To have peace, you must understand your leadership, as well as the other Parties’ leaderships.

  1. Why not resolve” In whose interest is it that the conflict continue?
  1. Past successes” What has been tried before and elsewhere?
  1. Solution chain” What are all the possible solution ideas and scenarios?

And so on…There is a much more comprehensive list with sample sub-questions in Appendix A.

The PeaceMatrix™ takes the problem, and potential solutions, from being anywhere in the infinite cosmic universe, and narrows them to 26 categories, and then down to the DNA until solutions present themselves.

If we could successfully work out the key problems in these 26 key areas; the ideological differences, definitional differences, subjective moral perspectives, authorities in power, differences between what the parties want (also versus their own leadership), their human natures, their brain chemistries, the communication challenges, etc., …then you would solve the conflict. 100%. Guaranteed. Definitely. There’s no other place a conflict element can reside than these 26 categories. There’s no other place a solution can hide.

In other words, there is no single Chain for the “cause” of the conflict, because the cause is already in these other chains. Always. Every conflict. If we develop the Starting Categories properly.

If you can find the best questions to answer these questions…then you’ll find the solution(s) to the conflict. And the more you develop them, the more involvement and detail in those solutions.

While these broad categories sound basic, they are different than how society currently approaches a topic, and thus “meta”, intending to combine all models and analysis under one umbrella.

The system is about being bigger than any one person’s brainpower. I can ask 100 experts how to address a conflict and they will all give me their analysis from their viewpoint and background. Each purport to explain to every other expert why their frame of reference is the correct one.

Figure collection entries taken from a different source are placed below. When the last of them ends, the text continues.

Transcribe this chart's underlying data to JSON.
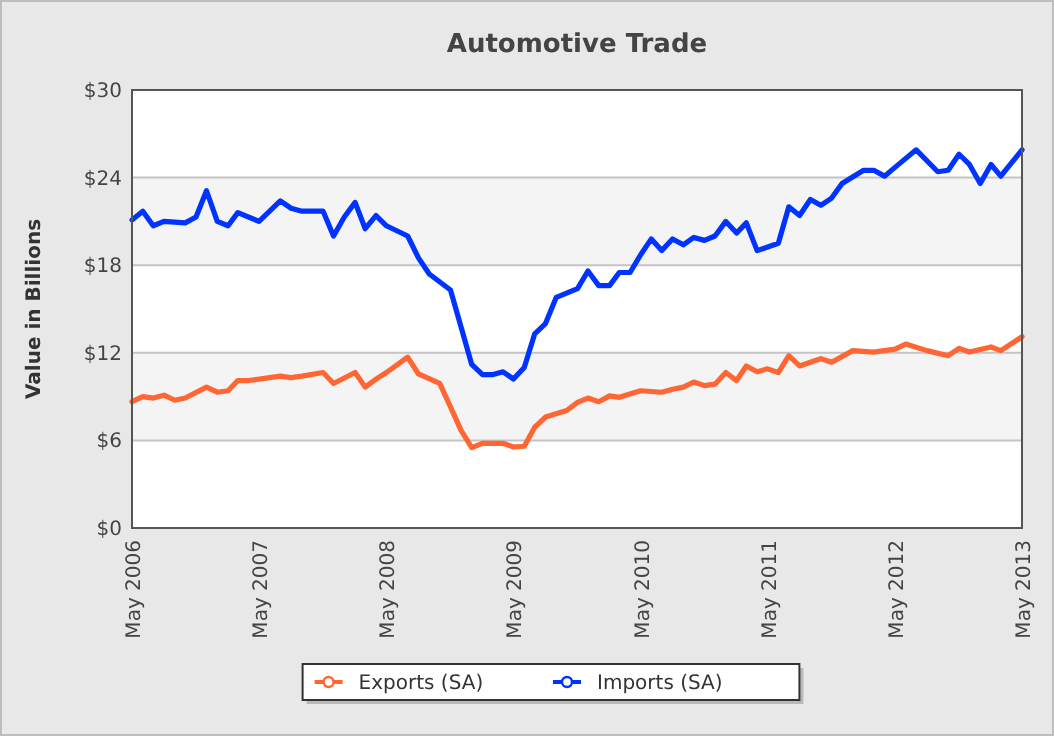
{
  "chart_data": {
    "type": "line",
    "title": "Automotive Trade",
    "ylabel": "Value in Billions",
    "xlim": [
      "2006-05",
      "2013-05"
    ],
    "xticks": [
      {
        "value": "2006-05",
        "label": "May 2006"
      },
      {
        "value": "2007-05",
        "label": "May 2007"
      },
      {
        "value": "2008-05",
        "label": "May 2008"
      },
      {
        "value": "2009-05",
        "label": "May 2009"
      },
      {
        "value": "2010-05",
        "label": "May 2010"
      },
      {
        "value": "2011-05",
        "label": "May 2011"
      },
      {
        "value": "2012-05",
        "label": "May 2012"
      },
      {
        "value": "2013-05",
        "label": "May 2013"
      }
    ],
    "ylim": [
      0,
      30
    ],
    "yticks": [
      {
        "value": 0,
        "label": "$0"
      },
      {
        "value": 6,
        "label": "$6"
      },
      {
        "value": 12,
        "label": "$12"
      },
      {
        "value": 18,
        "label": "$18"
      },
      {
        "value": 24,
        "label": "$24"
      },
      {
        "value": 30,
        "label": "$30"
      }
    ],
    "grid": "y",
    "legend": "bottom",
    "line_style": "solid",
    "series": [
      {
        "name": "Exports (SA)",
        "color": "#ff6633",
        "x": [
          "2006-05",
          "2006-06",
          "2006-07",
          "2006-08",
          "2006-09",
          "2006-10",
          "2006-12",
          "2007-01",
          "2007-02",
          "2007-03",
          "2007-04",
          "2007-07",
          "2007-08",
          "2007-09",
          "2007-11",
          "2007-12",
          "2008-02",
          "2008-03",
          "2008-04",
          "2008-05",
          "2008-07",
          "2008-08",
          "2008-10",
          "2008-11",
          "2008-12",
          "2009-01",
          "2009-02",
          "2009-04",
          "2009-05",
          "2009-06",
          "2009-07",
          "2009-08",
          "2009-10",
          "2009-11",
          "2009-12",
          "2010-01",
          "2010-02",
          "2010-03",
          "2010-05",
          "2010-07",
          "2010-08",
          "2010-09",
          "2010-10",
          "2010-11",
          "2010-12",
          "2011-01",
          "2011-02",
          "2011-03",
          "2011-04",
          "2011-05",
          "2011-06",
          "2011-07",
          "2011-08",
          "2011-09",
          "2011-10",
          "2011-11",
          "2012-01",
          "2012-03",
          "2012-05",
          "2012-06",
          "2012-08",
          "2012-10",
          "2012-11",
          "2012-12",
          "2013-02",
          "2013-03",
          "2013-05"
        ],
        "values": [
          8.65,
          9.0,
          8.9,
          9.1,
          8.75,
          8.9,
          9.65,
          9.3,
          9.4,
          10.1,
          10.1,
          10.4,
          10.3,
          10.4,
          10.65,
          9.9,
          10.65,
          9.65,
          10.2,
          10.65,
          11.7,
          10.55,
          9.9,
          8.3,
          6.7,
          5.5,
          5.8,
          5.8,
          5.55,
          5.6,
          6.9,
          7.6,
          8.05,
          8.6,
          8.9,
          8.65,
          9.05,
          8.95,
          9.4,
          9.3,
          9.5,
          9.65,
          10.0,
          9.75,
          9.85,
          10.65,
          10.1,
          11.1,
          10.7,
          10.9,
          10.65,
          11.8,
          11.1,
          11.35,
          11.6,
          11.35,
          12.15,
          12.05,
          12.25,
          12.6,
          12.15,
          11.8,
          12.3,
          12.05,
          12.4,
          12.15,
          13.1
        ]
      },
      {
        "name": "Imports (SA)",
        "color": "#0033ff",
        "x": [
          "2006-05",
          "2006-06",
          "2006-07",
          "2006-08",
          "2006-10",
          "2006-11",
          "2006-12",
          "2007-01",
          "2007-02",
          "2007-03",
          "2007-05",
          "2007-07",
          "2007-08",
          "2007-09",
          "2007-11",
          "2007-12",
          "2008-01",
          "2008-02",
          "2008-03",
          "2008-04",
          "2008-05",
          "2008-07",
          "2008-08",
          "2008-09",
          "2008-11",
          "2008-12",
          "2009-01",
          "2009-02",
          "2009-03",
          "2009-04",
          "2009-05",
          "2009-06",
          "2009-07",
          "2009-08",
          "2009-09",
          "2009-11",
          "2009-12",
          "2010-01",
          "2010-02",
          "2010-03",
          "2010-04",
          "2010-05",
          "2010-06",
          "2010-07",
          "2010-08",
          "2010-09",
          "2010-10",
          "2010-11",
          "2010-12",
          "2011-01",
          "2011-02",
          "2011-03",
          "2011-04",
          "2011-06",
          "2011-07",
          "2011-08",
          "2011-09",
          "2011-10",
          "2011-11",
          "2011-12",
          "2012-02",
          "2012-03",
          "2012-04",
          "2012-05",
          "2012-07",
          "2012-09",
          "2012-10",
          "2012-11",
          "2012-12",
          "2013-01",
          "2013-02",
          "2013-03",
          "2013-05"
        ],
        "values": [
          21.1,
          21.7,
          20.7,
          21.0,
          20.9,
          21.3,
          23.1,
          21.0,
          20.7,
          21.6,
          21.0,
          22.4,
          21.9,
          21.7,
          21.7,
          20.0,
          21.3,
          22.3,
          20.5,
          21.4,
          20.7,
          20.0,
          18.5,
          17.4,
          16.3,
          13.8,
          11.2,
          10.5,
          10.5,
          10.7,
          10.2,
          11.0,
          13.3,
          14.0,
          15.8,
          16.4,
          17.6,
          16.6,
          16.6,
          17.5,
          17.5,
          18.7,
          19.8,
          19.0,
          19.8,
          19.4,
          19.9,
          19.7,
          20.0,
          21.0,
          20.2,
          20.9,
          19.0,
          19.5,
          22.0,
          21.4,
          22.5,
          22.1,
          22.6,
          23.6,
          24.5,
          24.5,
          24.1,
          24.7,
          25.9,
          24.4,
          24.5,
          25.6,
          24.9,
          23.6,
          24.9,
          24.1,
          25.9
        ]
      }
    ]
  }
}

The PeaceMatrix™ answers the question, “How can we get intellectuals of every field to be able to work together, without any of their field’s limitations dominating and limiting the analysis?

It’s a mechanical way to harness and channel mass intellect towards an organized set of increasingly specific goals.

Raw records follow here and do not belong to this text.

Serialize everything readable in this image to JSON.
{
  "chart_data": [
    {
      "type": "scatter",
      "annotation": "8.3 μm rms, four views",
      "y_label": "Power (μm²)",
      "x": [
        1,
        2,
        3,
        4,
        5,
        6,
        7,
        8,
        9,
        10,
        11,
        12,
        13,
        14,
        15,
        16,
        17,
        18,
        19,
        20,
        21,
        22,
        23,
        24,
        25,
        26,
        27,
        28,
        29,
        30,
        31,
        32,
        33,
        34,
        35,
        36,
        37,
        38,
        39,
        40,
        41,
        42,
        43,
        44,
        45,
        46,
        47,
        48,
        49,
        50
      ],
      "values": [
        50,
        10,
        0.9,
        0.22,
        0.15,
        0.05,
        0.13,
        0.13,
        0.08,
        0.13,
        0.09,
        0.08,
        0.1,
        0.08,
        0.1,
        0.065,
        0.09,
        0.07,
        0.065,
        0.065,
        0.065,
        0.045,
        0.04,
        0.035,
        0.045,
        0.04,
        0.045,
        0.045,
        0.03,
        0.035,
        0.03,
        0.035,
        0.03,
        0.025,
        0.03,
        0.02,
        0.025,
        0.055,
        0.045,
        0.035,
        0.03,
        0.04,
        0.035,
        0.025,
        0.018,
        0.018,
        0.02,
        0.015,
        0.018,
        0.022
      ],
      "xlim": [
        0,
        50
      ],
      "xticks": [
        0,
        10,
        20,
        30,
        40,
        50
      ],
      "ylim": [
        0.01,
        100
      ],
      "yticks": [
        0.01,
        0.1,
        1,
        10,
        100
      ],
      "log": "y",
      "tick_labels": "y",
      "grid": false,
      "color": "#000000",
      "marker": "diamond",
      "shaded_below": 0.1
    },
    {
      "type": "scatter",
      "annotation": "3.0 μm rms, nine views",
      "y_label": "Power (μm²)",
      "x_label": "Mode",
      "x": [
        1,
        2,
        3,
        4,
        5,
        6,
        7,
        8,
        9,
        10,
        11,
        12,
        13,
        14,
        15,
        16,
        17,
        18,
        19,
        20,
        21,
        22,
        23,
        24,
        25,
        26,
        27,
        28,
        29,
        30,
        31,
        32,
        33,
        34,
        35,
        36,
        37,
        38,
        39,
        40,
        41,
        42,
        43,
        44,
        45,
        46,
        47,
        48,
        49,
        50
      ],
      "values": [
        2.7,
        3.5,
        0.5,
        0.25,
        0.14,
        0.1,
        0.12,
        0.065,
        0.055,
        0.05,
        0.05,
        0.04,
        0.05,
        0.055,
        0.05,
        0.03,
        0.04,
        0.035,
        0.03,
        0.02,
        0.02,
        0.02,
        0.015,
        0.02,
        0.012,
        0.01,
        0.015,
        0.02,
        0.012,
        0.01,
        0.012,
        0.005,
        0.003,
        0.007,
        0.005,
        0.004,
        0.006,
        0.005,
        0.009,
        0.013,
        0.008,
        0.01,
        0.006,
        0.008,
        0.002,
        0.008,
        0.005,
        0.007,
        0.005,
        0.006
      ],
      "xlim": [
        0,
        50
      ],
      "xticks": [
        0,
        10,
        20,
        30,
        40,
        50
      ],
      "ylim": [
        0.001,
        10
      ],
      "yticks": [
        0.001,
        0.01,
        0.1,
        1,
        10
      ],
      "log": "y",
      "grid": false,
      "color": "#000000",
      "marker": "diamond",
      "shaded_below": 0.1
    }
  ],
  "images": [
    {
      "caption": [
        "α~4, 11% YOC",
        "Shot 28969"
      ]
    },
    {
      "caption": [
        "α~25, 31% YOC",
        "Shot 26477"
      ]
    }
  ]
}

People are experts in psychology, biology, philosophy, science, business, technology, diplomacy, law, anthropology, history, communications, etc. The Starting Question categories combine all fields of study, for the specific goals and tasks of figuring out our peace problems’ elements; the definitions, wants, cultural obstacles, communication challenges, etc. And every category’s goal is… “for peace”, so we know what we are aiming for.

The PeaceMatrix™ is not just interdisciplinary in applying solutions from different approaches and fields of expertise. It is extra-disciplinary and trans-disciplinary. It breaks down disciplinal boundaries and limitations,  and extracts and combines elements of every other field to create new goal-oriented fields of study for the PeaceMatrix™’s categories.

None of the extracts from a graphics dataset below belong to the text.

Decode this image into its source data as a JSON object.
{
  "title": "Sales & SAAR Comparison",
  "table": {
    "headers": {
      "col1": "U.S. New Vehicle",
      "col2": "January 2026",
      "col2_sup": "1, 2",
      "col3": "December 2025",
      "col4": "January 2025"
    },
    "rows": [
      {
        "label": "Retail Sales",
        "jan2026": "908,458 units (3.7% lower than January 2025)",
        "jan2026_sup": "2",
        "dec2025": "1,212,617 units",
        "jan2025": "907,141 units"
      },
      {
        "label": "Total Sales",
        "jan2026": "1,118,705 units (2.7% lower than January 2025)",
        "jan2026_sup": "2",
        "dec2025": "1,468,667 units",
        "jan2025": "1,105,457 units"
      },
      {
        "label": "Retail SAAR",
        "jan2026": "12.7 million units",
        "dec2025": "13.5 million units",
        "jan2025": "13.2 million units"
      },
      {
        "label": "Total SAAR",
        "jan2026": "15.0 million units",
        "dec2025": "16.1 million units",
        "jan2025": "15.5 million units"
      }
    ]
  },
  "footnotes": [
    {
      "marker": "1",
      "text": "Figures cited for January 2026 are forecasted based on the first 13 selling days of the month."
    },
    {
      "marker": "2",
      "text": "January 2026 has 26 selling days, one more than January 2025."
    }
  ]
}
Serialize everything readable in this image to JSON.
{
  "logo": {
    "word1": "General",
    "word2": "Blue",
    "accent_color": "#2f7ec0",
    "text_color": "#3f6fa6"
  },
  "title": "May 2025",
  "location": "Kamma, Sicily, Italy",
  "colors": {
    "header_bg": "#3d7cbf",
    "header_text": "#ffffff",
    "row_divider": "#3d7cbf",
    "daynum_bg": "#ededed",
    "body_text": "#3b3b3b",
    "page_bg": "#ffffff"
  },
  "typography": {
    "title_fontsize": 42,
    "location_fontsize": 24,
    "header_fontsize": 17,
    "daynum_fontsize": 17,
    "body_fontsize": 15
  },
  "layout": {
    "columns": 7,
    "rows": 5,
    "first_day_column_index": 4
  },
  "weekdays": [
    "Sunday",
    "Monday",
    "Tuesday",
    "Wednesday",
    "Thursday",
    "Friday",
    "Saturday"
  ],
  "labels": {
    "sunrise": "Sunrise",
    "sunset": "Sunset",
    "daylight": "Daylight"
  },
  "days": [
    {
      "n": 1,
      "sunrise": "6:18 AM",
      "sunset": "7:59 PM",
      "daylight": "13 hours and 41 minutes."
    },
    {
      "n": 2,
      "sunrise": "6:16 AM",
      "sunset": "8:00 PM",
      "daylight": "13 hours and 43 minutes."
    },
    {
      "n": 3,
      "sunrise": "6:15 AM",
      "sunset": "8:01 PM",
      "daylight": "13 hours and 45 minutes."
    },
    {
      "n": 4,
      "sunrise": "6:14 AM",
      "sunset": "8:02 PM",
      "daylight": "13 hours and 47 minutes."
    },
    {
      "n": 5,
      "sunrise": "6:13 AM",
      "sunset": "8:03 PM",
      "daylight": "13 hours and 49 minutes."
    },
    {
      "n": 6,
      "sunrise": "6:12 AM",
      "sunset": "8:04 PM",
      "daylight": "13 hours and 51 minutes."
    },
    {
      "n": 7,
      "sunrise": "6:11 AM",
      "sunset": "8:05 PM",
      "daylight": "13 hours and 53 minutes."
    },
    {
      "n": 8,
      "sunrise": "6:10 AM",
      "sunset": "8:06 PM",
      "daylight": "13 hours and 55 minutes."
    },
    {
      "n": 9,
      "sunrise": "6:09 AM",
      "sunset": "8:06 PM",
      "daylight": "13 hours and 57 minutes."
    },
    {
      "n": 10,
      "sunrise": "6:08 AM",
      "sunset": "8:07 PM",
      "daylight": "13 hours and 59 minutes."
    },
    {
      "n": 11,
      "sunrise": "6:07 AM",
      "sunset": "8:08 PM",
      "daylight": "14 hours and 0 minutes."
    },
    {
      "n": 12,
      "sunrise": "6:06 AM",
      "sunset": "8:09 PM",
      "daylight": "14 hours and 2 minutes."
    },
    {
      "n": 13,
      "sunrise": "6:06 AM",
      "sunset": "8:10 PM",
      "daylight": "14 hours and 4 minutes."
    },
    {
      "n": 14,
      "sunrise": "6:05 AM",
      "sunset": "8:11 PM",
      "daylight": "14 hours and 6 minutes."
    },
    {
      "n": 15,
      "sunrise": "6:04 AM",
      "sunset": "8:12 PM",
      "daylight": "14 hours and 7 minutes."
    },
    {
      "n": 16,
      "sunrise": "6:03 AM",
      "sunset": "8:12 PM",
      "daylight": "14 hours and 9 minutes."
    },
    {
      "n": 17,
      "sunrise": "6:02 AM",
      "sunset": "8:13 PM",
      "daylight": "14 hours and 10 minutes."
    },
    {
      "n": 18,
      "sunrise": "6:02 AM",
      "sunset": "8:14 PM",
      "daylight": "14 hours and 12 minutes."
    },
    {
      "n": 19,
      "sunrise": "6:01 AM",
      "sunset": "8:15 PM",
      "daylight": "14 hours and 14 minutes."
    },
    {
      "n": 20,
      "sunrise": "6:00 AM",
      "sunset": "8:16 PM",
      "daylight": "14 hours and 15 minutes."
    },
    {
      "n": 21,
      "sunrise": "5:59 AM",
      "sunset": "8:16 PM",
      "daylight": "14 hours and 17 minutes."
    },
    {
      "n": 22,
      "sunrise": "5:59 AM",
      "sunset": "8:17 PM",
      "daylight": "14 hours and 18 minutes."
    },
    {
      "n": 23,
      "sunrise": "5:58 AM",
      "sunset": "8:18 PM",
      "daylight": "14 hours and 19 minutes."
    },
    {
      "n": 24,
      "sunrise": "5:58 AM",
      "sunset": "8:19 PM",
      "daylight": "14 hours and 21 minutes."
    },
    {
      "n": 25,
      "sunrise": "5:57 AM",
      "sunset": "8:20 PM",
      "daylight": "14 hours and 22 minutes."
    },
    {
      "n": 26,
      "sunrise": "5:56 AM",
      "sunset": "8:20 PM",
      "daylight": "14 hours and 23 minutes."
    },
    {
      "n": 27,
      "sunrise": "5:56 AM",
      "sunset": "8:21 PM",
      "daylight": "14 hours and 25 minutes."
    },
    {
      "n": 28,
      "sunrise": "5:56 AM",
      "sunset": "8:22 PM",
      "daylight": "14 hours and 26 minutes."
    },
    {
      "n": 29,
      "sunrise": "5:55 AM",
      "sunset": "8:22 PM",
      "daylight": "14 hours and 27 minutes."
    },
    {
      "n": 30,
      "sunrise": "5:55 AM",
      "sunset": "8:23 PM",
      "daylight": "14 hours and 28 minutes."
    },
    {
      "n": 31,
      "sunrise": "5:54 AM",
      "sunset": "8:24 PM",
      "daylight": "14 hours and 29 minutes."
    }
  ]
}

Best definitions for peace become the field of study. Best moral perspective becomes the field of study. Best cultural, best communication system…becomes the field of study.

By making the field of study the goal of the chain, and with the development process which maintains and narrows its focus, all fields of expertise are deployed and balanced in pursuit of the defined objectives.

Elon Musk said people do better when they know what the goal is and why. Every conversation on earth about any potential or actual conflict now can have one or more constructive categories, goals, and constructive questions to try to answer. This is far better than just having the goals of the separate parties having the conversation; like winning, looking smart, proving the other person wrong, getting the candidate elected, etc.